Source: FINRA Rule 2111 (Suitability) FAQ, Q2.2. and notes 15 and 16.

Are there any particular kinds of postings on social media by a member firm that would not constitute a recommendation subject to Rule 2111? Yes. The following examples are not considered by FINRA to be recommendations (this list is not intended to cover all online non-recommendations):

A member creates a website that is available to customers or groups of customers. The website has research pages or "electronic libraries" that contain research reports (which may include buy/sell recommendations from the author of the report), news, quotes, and charts that customers can obtain or request.

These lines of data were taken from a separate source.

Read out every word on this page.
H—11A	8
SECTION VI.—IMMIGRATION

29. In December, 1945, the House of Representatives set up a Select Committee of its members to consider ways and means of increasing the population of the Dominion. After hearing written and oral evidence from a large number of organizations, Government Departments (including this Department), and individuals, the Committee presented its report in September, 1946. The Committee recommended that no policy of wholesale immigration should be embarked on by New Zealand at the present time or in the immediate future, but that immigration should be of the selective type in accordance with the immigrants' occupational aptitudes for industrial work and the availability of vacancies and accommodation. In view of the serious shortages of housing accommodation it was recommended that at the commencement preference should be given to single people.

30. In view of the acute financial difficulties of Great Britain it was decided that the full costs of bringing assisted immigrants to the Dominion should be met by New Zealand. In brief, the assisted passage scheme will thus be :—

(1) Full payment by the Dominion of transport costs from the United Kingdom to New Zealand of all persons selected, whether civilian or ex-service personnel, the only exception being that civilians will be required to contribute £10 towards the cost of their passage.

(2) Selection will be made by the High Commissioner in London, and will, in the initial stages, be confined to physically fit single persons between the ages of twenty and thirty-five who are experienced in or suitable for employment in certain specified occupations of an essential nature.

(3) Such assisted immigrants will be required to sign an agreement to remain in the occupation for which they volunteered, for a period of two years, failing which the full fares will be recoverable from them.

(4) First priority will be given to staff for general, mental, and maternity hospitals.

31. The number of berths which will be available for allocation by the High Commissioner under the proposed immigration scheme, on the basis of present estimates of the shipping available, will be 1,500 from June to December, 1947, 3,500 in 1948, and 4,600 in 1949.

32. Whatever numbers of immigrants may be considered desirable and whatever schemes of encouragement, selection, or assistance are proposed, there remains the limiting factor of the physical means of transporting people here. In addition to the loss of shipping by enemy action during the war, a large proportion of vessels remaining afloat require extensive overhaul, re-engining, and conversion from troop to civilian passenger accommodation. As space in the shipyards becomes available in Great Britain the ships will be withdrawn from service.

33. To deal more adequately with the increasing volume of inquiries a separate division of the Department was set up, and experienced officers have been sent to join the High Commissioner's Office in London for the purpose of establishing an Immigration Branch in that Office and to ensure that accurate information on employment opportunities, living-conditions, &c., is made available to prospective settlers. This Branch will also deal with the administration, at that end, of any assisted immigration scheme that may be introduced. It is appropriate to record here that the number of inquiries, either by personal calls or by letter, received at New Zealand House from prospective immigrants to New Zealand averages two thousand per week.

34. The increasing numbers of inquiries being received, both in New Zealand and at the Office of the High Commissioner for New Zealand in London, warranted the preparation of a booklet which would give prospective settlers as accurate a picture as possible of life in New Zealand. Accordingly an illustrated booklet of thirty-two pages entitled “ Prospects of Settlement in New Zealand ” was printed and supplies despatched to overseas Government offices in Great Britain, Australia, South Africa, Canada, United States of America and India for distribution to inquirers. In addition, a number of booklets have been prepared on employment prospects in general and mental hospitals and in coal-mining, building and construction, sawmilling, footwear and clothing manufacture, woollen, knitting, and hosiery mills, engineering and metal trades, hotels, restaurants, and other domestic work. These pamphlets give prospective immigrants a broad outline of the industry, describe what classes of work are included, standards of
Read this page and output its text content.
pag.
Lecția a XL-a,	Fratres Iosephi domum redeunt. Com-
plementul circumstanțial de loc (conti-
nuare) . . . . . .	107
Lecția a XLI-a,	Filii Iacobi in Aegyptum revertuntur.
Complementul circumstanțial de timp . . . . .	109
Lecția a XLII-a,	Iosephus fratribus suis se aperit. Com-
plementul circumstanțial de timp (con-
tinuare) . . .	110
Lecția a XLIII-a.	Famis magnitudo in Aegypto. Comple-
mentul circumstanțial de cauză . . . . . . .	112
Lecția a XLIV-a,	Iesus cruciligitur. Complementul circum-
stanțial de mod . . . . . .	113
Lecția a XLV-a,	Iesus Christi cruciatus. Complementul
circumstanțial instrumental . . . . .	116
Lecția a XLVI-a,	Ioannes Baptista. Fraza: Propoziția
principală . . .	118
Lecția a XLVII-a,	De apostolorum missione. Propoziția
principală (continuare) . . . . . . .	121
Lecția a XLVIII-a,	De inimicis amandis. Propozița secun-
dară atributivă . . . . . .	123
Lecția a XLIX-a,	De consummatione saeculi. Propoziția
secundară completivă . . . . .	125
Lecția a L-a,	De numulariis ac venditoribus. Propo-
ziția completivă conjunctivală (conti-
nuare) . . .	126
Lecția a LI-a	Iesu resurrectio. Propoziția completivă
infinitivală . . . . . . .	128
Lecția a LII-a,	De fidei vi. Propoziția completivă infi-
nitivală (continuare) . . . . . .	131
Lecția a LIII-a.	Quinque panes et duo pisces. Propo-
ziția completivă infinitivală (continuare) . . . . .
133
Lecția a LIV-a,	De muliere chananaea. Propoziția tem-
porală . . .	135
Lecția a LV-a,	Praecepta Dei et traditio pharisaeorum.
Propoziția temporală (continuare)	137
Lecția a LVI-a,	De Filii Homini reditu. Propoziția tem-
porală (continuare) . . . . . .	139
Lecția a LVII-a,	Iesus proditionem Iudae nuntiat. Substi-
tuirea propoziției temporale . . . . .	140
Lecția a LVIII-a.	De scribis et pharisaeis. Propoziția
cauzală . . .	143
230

A member has a search engine on its website that enables customers to sort through the data available about the performance of a broad range of stocks and mutual funds, company fundamentals, and industry sectors. The data is not limited, for instance, to, and does not favor, securities in which the member makes a market or has made a "buy" recommendation. Customers use and direct this tool on their own. Search results from this tool may rank securities using any criteria selected by the customer, and may display current news, quotes, and links to related sites.

A member provides research tools on its website that allow customers to screen through a wide universe of securities (e.g., all exchange- listed and Nasdaq securities) or an externally

recognized group of securities (e.g., certain indexes) and to request lists of securities that meet broad, objective criteria (e.g., all companies in a certain sector with 25 percent annual earnings growth). The member does not impose limits on the manner in which the research tool searches through a wide universe of securities, nor does it control the generation of the list in order to favor certain securities. For instance, the member does not limit the universe of securities to those in which it makes a market or for which it has made a "buy" recommendation. Similarly, the algorithms for these tools are not programmed to produce lists of securities based on subjective factors that the member has created or developed, nor do the algorithms, for example, produce lists that favor those securities in which the member makes a market or for which the member has made a "buy" recommendation.

A member allows customers to subscribe to e-mails or other electronic communications that alert customers to news affecting the securities in the customer's portfolio or on the customer's "watch list." Such news might include price changes, notice of pre-scheduled events (such as an imminent bond maturation), or generalized information. The customer selects the scope of the information that the firm will send to him or her.